Bush spoke by satellite from the White House to the Republican National Convention, but many of the seats in the hall were empty and his address, projected on a huge screen at the front of the auditorium, lasted only about eight minutes. His remarks got a warm but not overly enthusiastic reception.

Many GOP strategists expressed relief that the unpopular commander in chief did not appear in person because they don't want him to be too closely associated with McCain. It was the first time since 1968 that an incumbent president didn't appear at the nominating convention of his party. Another mark of his low standing is a series of polls showing that eight of 10 Americans believe the country is heading in the wrong direction and many want a change from current policies.

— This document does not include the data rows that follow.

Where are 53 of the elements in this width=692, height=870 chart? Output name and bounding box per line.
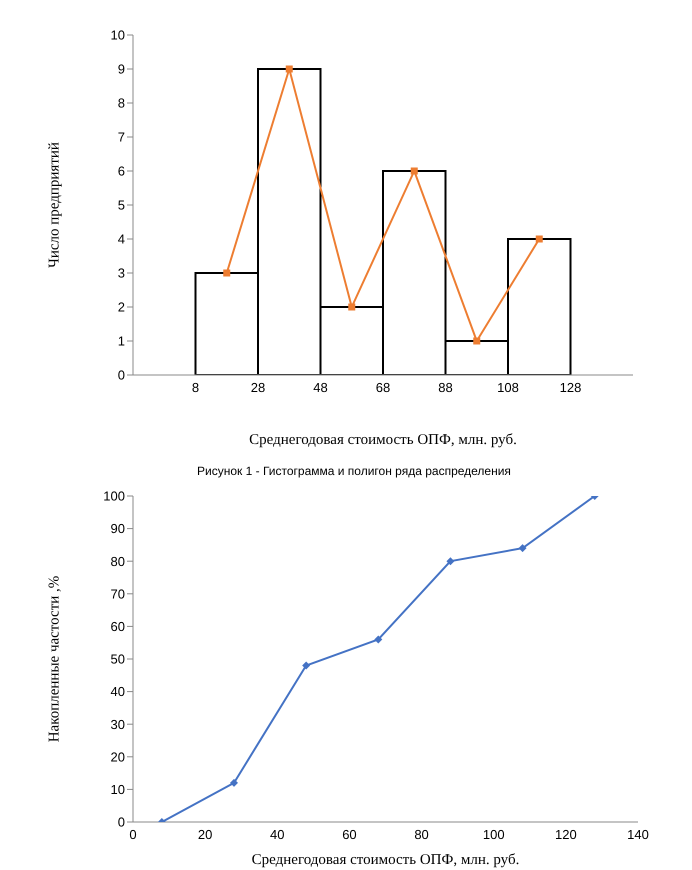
- y-tick-label: 9: [118, 62, 125, 77]
- y-tick-label: 30: [110, 716, 125, 732]
- x-tick-label: 40: [270, 827, 285, 842]
- point: [518, 544, 527, 552]
- y-tick-label: 70: [110, 586, 125, 602]
- y-tick-label: 7: [118, 130, 125, 145]
- point: [302, 662, 310, 670]
- y-tick-label: 0: [118, 368, 125, 383]
- x-tick-label: 108: [497, 380, 519, 396]
- x-tick-label: 88: [438, 380, 453, 396]
- y-tick-label: 60: [110, 619, 125, 634]
- y-tick-label: 2: [118, 300, 125, 315]
- x-tick-label: 128: [560, 380, 582, 396]
- point: [410, 168, 418, 174]
- point: [230, 778, 238, 787]
- x-tick-label: 100: [482, 827, 505, 842]
- y-tick-label: 0: [118, 814, 125, 830]
- x-axis-title: Среднегодовая стоимость ОПФ, млн. руб.: [249, 432, 517, 448]
- y-tick-label: 40: [110, 684, 125, 700]
- point: [286, 66, 293, 72]
- y-tick-label: 5: [118, 198, 125, 213]
- y-tick-label: 20: [110, 749, 125, 764]
- y-tick-label: 8: [118, 96, 125, 111]
- point: [536, 236, 543, 242]
- y-tick-label: 10: [110, 782, 125, 798]
- y-axis-title: Число предприятий: [46, 142, 62, 268]
- text: Рисунок 1 - Гистограмма и полигон ряда распределения: [196, 464, 512, 478]
- x-tick-label: 120: [555, 827, 577, 842]
- y-tick-label: 80: [110, 554, 125, 569]
- y-tick-label: 10: [110, 28, 125, 43]
- y-tick-label: 50: [110, 652, 125, 667]
- point: [348, 304, 356, 310]
- y-tick-label: 6: [118, 164, 125, 179]
- y-tick-label: 1: [118, 334, 125, 349]
- y-tick-label: 4: [118, 232, 125, 247]
- x-tick-label: 140: [627, 827, 649, 842]
- x-tick-label: 60: [342, 827, 357, 842]
- point: [374, 635, 382, 644]
- x-tick-label: 48: [313, 380, 328, 396]
- x-tick-label: 28: [250, 380, 266, 396]
- x-axis-title: Среднегодовая стоимость ОПФ, млн. руб.: [252, 852, 520, 868]
- x-tick-label: 8: [192, 380, 200, 396]
- point: [223, 270, 230, 276]
- y-tick-label: 100: [103, 488, 125, 504]
- point: [446, 557, 454, 566]
- x-tick-label: 0: [129, 827, 137, 842]
- point: [473, 338, 480, 344]
- y-axis-title: Накопленные частости ,%: [46, 576, 62, 742]
- y-tick-label: 90: [110, 521, 125, 536]
- x-tick-label: 20: [198, 827, 212, 842]
- x-tick-label: 80: [414, 827, 429, 842]
- x-tick-label: 68: [376, 380, 390, 396]
- y-tick-label: 3: [118, 266, 125, 281]
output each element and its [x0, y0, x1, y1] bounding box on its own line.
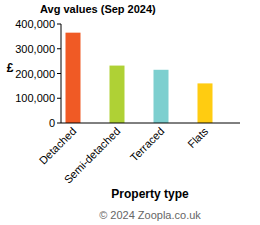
bar	[198, 83, 213, 123]
x-axis-line	[61, 123, 240, 124]
y-tick-label: 300,000	[15, 43, 55, 55]
y-tick-label: 400,000	[15, 18, 55, 30]
bar	[154, 70, 169, 123]
y-tick	[57, 24, 61, 25]
x-tick-label: Detached	[37, 125, 79, 167]
chart-container: Avg values (Sep 2024) £0 100,000 200,000 300…	[0, 0, 260, 225]
y-tick	[57, 98, 61, 99]
bars	[66, 33, 213, 123]
x-tick-label: Flats	[185, 125, 211, 151]
title: Avg values (Sep 2024)	[40, 3, 156, 15]
y-tick-label: 100,000	[15, 92, 55, 104]
y-tick	[57, 73, 61, 74]
x-tick-label: Semi-detached	[62, 125, 123, 186]
x-tick-label: Terraced	[128, 125, 167, 164]
y-tick-label: 200,000	[15, 68, 55, 80]
y-axis-label: £	[7, 61, 14, 75]
x-axis-label: Property type	[111, 187, 189, 201]
bar	[110, 66, 125, 123]
footer: © 2024 Zoopla.co.uk	[99, 209, 201, 221]
y-tick	[57, 123, 61, 124]
y-tick	[57, 48, 61, 49]
bar	[66, 33, 81, 123]
y-tick-label: 0	[49, 117, 55, 129]
chart-svg: Avg values (Sep 2024) £0 100,000 200,000 300…	[0, 0, 260, 225]
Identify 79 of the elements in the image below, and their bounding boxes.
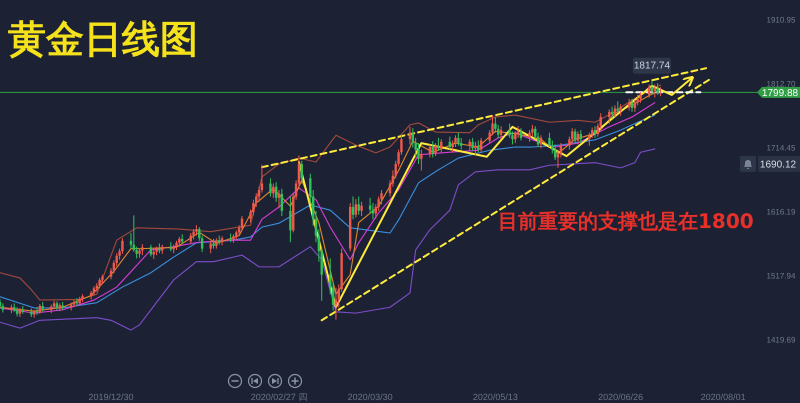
y-tick-label: 1812.70 xyxy=(766,80,796,89)
candlestick xyxy=(554,144,556,161)
candlestick xyxy=(289,196,292,243)
candlestick xyxy=(500,126,502,140)
x-tick-label: 2019/12/30 xyxy=(88,392,134,402)
candlestick xyxy=(477,140,480,153)
candlestick xyxy=(218,235,220,246)
candlestick xyxy=(38,303,42,314)
candlestick xyxy=(448,136,452,150)
candlestick xyxy=(334,287,338,320)
candlestick xyxy=(161,244,164,254)
candlestick xyxy=(18,307,22,318)
annotation: 目前重要的支撑也是在1800 xyxy=(498,209,754,233)
candlestick xyxy=(628,98,630,112)
candlestick xyxy=(152,248,155,260)
candlestick xyxy=(656,82,659,96)
candlestick xyxy=(457,132,460,146)
candlestick xyxy=(209,240,212,254)
candlestick xyxy=(540,134,542,149)
candlestick xyxy=(619,104,622,116)
candlestick xyxy=(576,130,580,145)
x-tick-label: 2020/05/13 xyxy=(472,392,518,402)
candlestick xyxy=(190,232,192,244)
ref-line-label: 1799.88 xyxy=(762,88,799,99)
candlestick xyxy=(480,137,482,153)
candlestick xyxy=(610,106,614,119)
candlestick xyxy=(170,242,172,252)
candlestick xyxy=(101,274,104,284)
candlestick xyxy=(56,300,58,312)
candlestick xyxy=(215,238,218,250)
annotation: 1817.74 xyxy=(634,60,670,72)
candlestick xyxy=(354,198,358,218)
y-tick-label: 1616.19 xyxy=(766,208,796,217)
candlestick xyxy=(428,144,432,158)
x-tick-label: 2020/08/01 xyxy=(700,392,746,402)
candlestick xyxy=(616,100,619,114)
y-tick-label: 1910.95 xyxy=(766,16,796,25)
candlestick xyxy=(654,84,656,98)
candlestick xyxy=(138,248,141,258)
candlestick xyxy=(280,188,284,217)
candlestick xyxy=(468,138,471,152)
candlestick xyxy=(272,182,275,198)
candlestick xyxy=(98,277,101,288)
candlestick xyxy=(437,137,440,152)
candlestick xyxy=(300,160,303,184)
candlestick xyxy=(639,92,642,104)
candlestick xyxy=(574,128,576,144)
candlestick xyxy=(195,224,198,236)
candlestick xyxy=(440,138,442,153)
candlestick xyxy=(608,108,610,124)
candlestick xyxy=(220,236,224,246)
candlestick xyxy=(358,196,360,216)
candlestick xyxy=(580,130,582,144)
candlestick xyxy=(274,182,278,202)
candlestick xyxy=(158,242,161,254)
candlestick xyxy=(2,302,4,313)
y-tick-label: 1714.45 xyxy=(766,144,796,153)
x-tick-label: 2020/03/30 xyxy=(348,392,393,402)
x-tick-label: 2020/06/26 xyxy=(598,392,644,402)
candlestick xyxy=(16,306,18,317)
candlestick xyxy=(648,84,650,98)
candlestick xyxy=(178,236,181,248)
candlestick xyxy=(360,201,363,217)
candlestick xyxy=(181,234,184,244)
candlestick xyxy=(474,141,477,156)
x-tick-label: 2020/02/27 四 xyxy=(250,392,308,402)
candlestick xyxy=(614,104,616,118)
candlestick xyxy=(141,244,144,256)
annotation: 1690.12 xyxy=(760,159,797,170)
candlestick xyxy=(434,142,437,157)
y-tick-label: 1517.94 xyxy=(766,272,796,281)
candlestick xyxy=(192,228,195,240)
candlestick xyxy=(420,149,423,171)
candlestick xyxy=(471,137,474,152)
text: 黄金日线图 xyxy=(8,17,198,61)
candlestick xyxy=(432,140,434,158)
candlestick xyxy=(42,302,44,312)
y-tick-label: 1419.69 xyxy=(766,336,796,345)
candlestick xyxy=(150,244,152,257)
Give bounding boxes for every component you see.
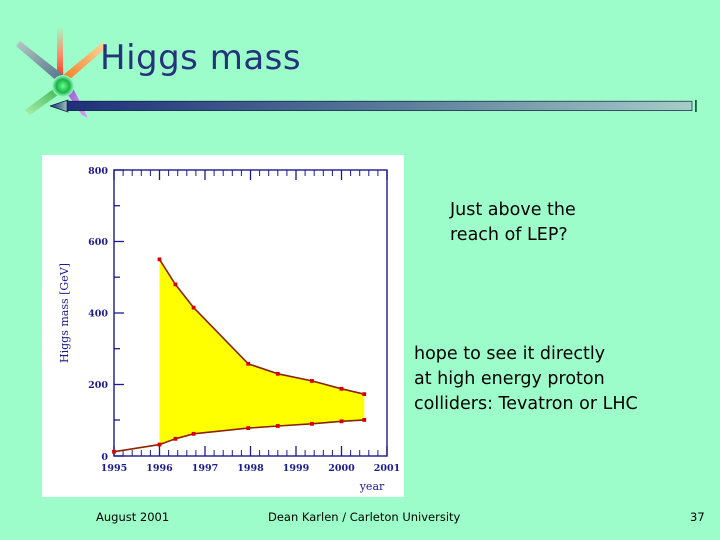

Bush had originally been scheduled to speak in person Monday night. But McCain aides and convention planners decided to shorten the session drastically because the potentially devastating Hurricane Gustav was approaching the Gulf Coast. McCain and GOP leaders didn't want to seem insensitive to the suffering that the storm might cause, especially since the federal response under the Bush administration to Hurricane Katrina was widely considered incompetent and insensitive three years ago.

When Bush did speak—to an audience that included his father and mother as special guests—he turned to national security as one of his main themes. "We live in a dangerous world," the president said. "The man we need is John McCain."

Referring to the Arizona senator's years as a prisoner of war in Vietnam and his service in the military and the Senate, Bush added: "This is the kind of courage and vision we need in our next commander in chief.

But even the stagecraft was awkward. Bush stood behind a podium in what appeared to be an empty room, a solitary figure a thousand miles from where his party was about to nominate his successor as GOP standard-bearer. The video hookup didn't go smoothly as Bush sometimes seemed unaware of the crowd reaction as he spoke. More than once, he continued talking even when the Republican delegates were giving him a round of applause and at those times his remarks couldn't be heard over the crowd noise.

A spokesman for Democratic nominee Barack Obama was quick to criticize and he immediately tried to link the two Republicans. "President Bush unequivocally endorsed John McCain today," the spokesman said, "but failed to mention the economy. The president may not want to admit it, but Bush and McCain are both profoundly out of touch with the challenges facing our working families."